I fisted the silver but didn’t turn to go.

“I was wondering if you could tell me a little about the history of the estate.  Or perhaps, something of the beast.”

“It would brighten the rest of my morning to spend it telling you stories from my youth.  But, come, sit.  I can’t forget my work while we talk.”

He nudged another chair close to his worktable, and I willingly sat with him.  The candle maker’s cottage was always pleasantly warm.  He checked his strings and started his tale.

“I was about your age when the Liege Lord disappeared, but I remember the years before that well enough to be glad of his absence.  He was a man far too concerned with his own pleasures than that of the people who looked to him for protection and justice.  Justice,” the candle maker scoffed.  “Back then it was a mockery.  The Head at the Water used the position to swindle the businesses and bully the people he didn’t like.  The Liege Lord did nothing.  He couldn’t.  He was too busy strutting from bed to bed, not caring what women occupied it with him.”

I kept quiet, afraid he’d recall his audience and stop his open retelling.
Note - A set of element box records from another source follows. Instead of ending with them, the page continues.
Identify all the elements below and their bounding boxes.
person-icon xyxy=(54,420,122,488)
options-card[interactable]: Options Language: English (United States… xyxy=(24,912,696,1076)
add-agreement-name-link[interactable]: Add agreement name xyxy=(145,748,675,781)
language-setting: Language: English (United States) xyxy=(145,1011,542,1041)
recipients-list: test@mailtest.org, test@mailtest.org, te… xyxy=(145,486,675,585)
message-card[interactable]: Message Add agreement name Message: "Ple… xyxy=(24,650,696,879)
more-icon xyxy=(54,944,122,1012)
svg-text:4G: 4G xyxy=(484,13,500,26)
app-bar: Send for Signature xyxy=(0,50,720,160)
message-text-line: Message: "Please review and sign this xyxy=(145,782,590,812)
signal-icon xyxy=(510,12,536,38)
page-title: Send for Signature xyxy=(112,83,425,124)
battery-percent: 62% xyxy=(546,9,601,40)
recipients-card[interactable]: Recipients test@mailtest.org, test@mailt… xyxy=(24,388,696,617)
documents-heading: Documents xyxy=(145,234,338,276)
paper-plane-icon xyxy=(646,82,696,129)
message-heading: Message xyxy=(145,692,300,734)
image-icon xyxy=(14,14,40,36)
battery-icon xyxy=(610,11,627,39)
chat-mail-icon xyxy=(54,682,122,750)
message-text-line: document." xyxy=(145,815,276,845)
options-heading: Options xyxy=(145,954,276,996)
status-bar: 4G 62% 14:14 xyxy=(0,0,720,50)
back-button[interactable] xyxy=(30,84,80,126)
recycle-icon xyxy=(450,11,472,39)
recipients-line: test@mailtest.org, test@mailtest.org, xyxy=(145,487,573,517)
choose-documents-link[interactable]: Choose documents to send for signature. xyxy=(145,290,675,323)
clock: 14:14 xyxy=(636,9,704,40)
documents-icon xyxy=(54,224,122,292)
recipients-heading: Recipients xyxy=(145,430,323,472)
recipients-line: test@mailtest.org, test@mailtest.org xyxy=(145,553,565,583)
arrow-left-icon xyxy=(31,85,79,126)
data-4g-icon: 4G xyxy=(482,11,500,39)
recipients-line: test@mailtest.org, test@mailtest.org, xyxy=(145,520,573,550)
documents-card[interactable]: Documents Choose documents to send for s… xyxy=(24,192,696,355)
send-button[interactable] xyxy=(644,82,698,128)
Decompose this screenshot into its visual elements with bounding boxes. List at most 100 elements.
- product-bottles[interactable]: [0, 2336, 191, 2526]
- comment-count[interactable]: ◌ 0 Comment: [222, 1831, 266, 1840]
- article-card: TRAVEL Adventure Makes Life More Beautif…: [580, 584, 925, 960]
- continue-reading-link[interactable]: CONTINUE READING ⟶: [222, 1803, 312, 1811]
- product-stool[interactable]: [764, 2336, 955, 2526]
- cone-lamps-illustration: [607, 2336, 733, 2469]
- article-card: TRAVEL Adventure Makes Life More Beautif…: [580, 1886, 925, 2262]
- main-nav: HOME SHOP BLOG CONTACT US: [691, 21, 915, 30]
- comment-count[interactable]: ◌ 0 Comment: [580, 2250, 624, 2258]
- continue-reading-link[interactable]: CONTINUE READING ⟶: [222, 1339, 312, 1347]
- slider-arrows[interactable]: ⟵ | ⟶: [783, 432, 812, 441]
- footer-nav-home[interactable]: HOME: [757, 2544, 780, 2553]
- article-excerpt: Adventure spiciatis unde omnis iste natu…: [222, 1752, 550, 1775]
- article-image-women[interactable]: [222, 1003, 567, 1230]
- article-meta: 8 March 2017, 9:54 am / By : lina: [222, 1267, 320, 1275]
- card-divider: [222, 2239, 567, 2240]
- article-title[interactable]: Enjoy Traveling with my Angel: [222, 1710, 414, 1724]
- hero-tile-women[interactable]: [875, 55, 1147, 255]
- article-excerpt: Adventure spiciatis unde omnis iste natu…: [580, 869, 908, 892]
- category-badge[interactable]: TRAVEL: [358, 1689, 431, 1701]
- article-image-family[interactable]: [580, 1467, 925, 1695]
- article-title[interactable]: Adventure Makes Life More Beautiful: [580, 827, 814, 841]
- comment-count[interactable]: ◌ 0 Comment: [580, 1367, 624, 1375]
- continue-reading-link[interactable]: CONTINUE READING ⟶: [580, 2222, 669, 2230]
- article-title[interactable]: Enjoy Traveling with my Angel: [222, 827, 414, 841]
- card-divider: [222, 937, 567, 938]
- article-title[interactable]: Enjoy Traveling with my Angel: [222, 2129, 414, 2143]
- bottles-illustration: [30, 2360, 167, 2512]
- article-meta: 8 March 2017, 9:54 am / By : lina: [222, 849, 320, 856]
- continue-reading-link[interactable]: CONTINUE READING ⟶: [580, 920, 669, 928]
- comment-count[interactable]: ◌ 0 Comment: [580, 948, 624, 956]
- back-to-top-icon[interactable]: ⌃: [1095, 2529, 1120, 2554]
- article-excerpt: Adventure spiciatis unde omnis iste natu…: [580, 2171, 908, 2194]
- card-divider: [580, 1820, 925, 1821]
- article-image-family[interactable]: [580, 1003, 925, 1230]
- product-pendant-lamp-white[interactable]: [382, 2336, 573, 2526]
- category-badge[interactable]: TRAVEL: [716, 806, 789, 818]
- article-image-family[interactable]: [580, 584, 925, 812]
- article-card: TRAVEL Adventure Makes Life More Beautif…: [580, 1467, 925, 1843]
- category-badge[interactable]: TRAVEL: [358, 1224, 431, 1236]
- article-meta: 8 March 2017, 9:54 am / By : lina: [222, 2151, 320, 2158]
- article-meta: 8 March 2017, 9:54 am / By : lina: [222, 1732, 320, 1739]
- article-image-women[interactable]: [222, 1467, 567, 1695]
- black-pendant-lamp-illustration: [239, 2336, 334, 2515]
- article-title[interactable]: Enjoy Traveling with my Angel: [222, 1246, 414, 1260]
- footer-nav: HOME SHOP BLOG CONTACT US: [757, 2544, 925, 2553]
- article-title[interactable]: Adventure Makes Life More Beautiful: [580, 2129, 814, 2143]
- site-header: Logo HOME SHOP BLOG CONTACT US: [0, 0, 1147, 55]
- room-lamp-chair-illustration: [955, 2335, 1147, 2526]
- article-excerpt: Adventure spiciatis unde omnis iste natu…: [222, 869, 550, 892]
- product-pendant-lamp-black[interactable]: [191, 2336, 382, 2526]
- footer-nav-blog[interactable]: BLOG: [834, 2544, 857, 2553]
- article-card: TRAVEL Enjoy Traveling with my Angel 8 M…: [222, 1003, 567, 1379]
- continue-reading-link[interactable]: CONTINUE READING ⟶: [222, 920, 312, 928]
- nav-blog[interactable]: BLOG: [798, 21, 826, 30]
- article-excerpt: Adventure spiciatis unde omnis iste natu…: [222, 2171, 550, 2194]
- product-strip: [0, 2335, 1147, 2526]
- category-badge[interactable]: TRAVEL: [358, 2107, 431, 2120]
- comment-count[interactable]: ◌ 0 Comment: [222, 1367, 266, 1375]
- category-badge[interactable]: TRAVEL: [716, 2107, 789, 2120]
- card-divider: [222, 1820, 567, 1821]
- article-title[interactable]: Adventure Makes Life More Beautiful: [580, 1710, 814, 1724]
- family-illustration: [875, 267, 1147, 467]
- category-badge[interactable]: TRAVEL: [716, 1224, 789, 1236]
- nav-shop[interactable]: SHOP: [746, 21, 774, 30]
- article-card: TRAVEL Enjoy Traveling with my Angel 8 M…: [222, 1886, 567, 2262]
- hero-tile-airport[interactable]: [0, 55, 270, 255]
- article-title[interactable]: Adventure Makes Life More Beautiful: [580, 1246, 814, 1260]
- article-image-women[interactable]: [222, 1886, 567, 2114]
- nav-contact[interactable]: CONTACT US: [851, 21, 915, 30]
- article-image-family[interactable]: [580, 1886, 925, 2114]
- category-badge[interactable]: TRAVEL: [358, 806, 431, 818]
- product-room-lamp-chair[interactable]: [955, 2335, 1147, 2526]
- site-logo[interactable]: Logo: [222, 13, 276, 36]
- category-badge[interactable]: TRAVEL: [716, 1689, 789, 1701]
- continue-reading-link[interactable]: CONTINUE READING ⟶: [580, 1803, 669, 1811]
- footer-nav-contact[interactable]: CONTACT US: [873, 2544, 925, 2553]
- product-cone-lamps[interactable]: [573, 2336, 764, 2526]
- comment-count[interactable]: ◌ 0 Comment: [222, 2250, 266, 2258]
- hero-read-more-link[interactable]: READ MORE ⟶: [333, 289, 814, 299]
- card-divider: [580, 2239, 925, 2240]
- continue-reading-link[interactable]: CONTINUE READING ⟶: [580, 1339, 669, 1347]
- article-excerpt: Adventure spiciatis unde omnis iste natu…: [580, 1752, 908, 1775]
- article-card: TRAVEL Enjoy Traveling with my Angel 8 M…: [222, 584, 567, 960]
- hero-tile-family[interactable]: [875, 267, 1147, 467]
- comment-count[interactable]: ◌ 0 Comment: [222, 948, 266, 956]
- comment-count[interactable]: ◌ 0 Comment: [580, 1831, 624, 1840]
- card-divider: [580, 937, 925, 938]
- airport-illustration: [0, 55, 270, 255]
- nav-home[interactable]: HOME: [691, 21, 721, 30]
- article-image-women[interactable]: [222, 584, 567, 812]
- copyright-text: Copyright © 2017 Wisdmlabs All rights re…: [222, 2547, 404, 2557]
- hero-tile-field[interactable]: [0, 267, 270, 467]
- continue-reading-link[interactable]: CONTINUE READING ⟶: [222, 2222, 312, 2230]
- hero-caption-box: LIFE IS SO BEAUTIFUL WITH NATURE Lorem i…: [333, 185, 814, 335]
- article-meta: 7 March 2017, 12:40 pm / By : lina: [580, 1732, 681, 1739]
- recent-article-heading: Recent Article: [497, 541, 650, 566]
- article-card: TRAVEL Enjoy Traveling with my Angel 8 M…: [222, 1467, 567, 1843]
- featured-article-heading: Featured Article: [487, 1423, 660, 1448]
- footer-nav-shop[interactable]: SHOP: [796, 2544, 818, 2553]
“I shouldn’t say that,” he said.  “He did care.  Only the pretty ones.  Young.  Old.  Single.  Married.  He made no distinction.”  He snorted disgustedly.  “I’m ahead of myself.  The estate has been there over three hundred years and has passed from father to son.  While the last Liege Lord’s father had lived, things were peaceful and prosperous.  After his father died, the Liege Lord started his whoring.  His mother, too ashamed of her son, retired to the South and died there not long after.  The young Lord just sank deeper into his depravity.  Things were getting to the point where I was thinking of heading south, too—the southern liege lords are good to their tenants—but then he disappeared. He just stopped going to the villages.  Stopped his whoring.  The Head went to the estate but found it empty.  He thought to make himself a little coin and take a few things, and that was the first time the beast made himself known.  Oh, that Head ran down the road, here, screaming something fierce.  Took several men to hold him down and pour ale down his throat before he calmed enough to tell what happened.  ‘Course no one believed him, and a group went to the estate to see for themselves.”

He cackled at the memory.

“That’s when the legend of the beast really started.  The Head went back to the Water, but soon came with all sorts of people interested in trying to kill the beast to get to the Liege Lord’s treasure.  But that beast protected it something fierce.  Many men died trying to get past the gate.  As time passed and the flow of would-be pillagers slowed, some folks managed to get in the gate, but never very far.  I think the beast knew they were just curious for the most part and didn’t harm them.  But those that return for a second visit, well, he doesn’t treat them as well.”

“What about the Liege Lord?  Where did he go?”